Monique Breau showed up Sunday morning with her 5-year-old son Jonas to help clean up litter at McCormacks Beach.

She said it’s never too early to teach children about the importance of protecting the environment.

“I want him to be able to eat fish when he’s an adult,” said Breau. “I want him to be able to play on a beach and not worry about plastic waste everywhere.”

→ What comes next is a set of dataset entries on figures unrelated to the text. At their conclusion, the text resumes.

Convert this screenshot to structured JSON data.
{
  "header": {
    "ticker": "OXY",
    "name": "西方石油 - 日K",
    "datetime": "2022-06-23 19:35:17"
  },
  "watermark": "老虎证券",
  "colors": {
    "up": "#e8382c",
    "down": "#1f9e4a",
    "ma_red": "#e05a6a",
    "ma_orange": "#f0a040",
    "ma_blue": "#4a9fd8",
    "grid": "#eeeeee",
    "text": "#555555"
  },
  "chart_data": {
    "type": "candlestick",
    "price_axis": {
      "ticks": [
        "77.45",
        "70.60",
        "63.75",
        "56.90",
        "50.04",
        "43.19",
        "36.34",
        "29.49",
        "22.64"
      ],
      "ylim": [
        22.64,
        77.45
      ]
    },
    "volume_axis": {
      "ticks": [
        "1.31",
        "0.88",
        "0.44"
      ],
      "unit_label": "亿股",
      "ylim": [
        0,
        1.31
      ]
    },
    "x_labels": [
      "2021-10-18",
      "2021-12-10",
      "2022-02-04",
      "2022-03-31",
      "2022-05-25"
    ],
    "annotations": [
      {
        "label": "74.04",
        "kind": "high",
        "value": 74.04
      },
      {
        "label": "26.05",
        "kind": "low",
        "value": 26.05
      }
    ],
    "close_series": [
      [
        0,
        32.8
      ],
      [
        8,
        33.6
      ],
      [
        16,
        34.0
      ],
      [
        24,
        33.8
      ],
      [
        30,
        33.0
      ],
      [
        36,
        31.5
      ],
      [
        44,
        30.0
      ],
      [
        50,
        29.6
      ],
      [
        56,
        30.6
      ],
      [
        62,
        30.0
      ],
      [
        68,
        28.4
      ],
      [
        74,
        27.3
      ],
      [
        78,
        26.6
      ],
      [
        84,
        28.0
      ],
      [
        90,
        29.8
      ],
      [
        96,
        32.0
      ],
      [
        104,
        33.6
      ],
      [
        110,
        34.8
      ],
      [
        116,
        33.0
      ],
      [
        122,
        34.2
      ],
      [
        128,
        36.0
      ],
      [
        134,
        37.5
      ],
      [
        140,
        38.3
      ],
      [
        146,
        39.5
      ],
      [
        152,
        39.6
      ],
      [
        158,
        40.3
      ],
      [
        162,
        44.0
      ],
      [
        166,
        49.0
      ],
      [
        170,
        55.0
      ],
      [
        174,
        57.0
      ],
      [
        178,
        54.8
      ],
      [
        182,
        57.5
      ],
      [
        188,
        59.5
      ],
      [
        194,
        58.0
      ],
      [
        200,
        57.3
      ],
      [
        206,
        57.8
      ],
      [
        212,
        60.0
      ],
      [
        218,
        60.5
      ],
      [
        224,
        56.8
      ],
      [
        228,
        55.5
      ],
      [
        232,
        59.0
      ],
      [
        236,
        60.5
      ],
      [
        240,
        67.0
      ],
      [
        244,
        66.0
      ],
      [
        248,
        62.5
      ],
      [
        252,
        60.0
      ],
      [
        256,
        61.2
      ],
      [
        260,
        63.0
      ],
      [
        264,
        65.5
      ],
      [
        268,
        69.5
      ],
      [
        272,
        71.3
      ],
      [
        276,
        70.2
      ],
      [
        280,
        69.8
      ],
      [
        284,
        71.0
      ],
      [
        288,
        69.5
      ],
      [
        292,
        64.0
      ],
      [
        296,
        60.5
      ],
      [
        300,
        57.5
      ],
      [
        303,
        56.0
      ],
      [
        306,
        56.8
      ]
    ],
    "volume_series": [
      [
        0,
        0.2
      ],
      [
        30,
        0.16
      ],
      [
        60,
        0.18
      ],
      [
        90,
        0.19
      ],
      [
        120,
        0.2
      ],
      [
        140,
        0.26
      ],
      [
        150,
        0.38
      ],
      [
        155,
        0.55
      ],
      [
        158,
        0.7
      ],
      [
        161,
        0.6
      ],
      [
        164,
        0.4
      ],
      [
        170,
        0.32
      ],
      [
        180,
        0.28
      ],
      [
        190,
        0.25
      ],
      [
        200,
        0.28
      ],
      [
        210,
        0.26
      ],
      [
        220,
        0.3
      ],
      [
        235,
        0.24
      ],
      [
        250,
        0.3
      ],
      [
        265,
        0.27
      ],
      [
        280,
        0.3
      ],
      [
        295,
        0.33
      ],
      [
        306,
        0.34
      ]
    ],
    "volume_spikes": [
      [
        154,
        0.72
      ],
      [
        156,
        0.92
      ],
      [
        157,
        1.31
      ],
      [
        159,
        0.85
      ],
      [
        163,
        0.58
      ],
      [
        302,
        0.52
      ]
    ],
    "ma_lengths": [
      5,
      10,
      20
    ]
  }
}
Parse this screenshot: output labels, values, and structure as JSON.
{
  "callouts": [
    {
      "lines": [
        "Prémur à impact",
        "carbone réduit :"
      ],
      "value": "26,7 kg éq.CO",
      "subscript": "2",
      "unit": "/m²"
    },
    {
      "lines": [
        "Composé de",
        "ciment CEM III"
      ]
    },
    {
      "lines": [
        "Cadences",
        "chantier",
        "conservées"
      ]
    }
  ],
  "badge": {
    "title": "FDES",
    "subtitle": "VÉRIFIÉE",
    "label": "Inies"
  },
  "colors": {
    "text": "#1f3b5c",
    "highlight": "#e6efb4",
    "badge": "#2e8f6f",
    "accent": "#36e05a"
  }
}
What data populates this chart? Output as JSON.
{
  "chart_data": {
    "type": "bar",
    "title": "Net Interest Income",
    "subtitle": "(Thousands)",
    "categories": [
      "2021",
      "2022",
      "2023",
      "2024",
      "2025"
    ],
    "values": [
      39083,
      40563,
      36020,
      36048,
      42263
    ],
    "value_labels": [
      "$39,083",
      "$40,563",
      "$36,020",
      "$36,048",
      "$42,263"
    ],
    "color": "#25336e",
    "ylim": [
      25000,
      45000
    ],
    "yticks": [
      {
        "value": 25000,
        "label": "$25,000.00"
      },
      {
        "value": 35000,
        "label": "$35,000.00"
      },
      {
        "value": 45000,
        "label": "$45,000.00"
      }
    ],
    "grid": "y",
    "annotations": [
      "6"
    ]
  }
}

Jonas, who was armed with a trash grabber nearly as tall as he was, seemed to already have a good idea about how plastic recycling works.

“We throw it in the plastic bin and we make it (into) new stuff,” he said.

The event was organized by Nova Scotia-based environmental charity Ecology Action Centre, in partnership with Friends of McNabs Island, Oceans North, and Ocean Conservancy.

Heather Grant, the centre’s marine communications coordinator, said the event presented an opportunity for Nova Scotians to learn what they can be doing better to protect the environment.

“As a coastal province, Nova Scotia obviously has a huge stake in the health of the marine environment,” said Grant. “So having people come to clean up the beaches is a great way to get local people engaged and invested in the health of the oceans that the province depends on.”

Louie Porta, vice-president of operations and projects for Oceans North, said garbage in the ocean can literally work its way up the food chain as bigger marine animals eat smaller ones that may have eaten plastic.

It can also contaminate the water and create health risks for people.

“The environment doesn’t know how to process plastic and waste. All of the waste going into the ocean isn’t coming back out,” said Porta. “We need to stem the tide of the waste going into the ocean.”

As of Sunday afternoon, Porta estimated roughly 60 garbage bags were removed from the beaches.

He said all sorts of items were found, including some that couldn’t even fit in the garbage bags: “A table, tires, twisted steel ropes, and all sorts of things in between.”

Porta hopes McKenna’s announcement will give Canadians a chance to provide their solutions about what kind of leadership they want to see when it comes to marine plastics.

Canadians can take part in the online consultation through the government of Canada’s website.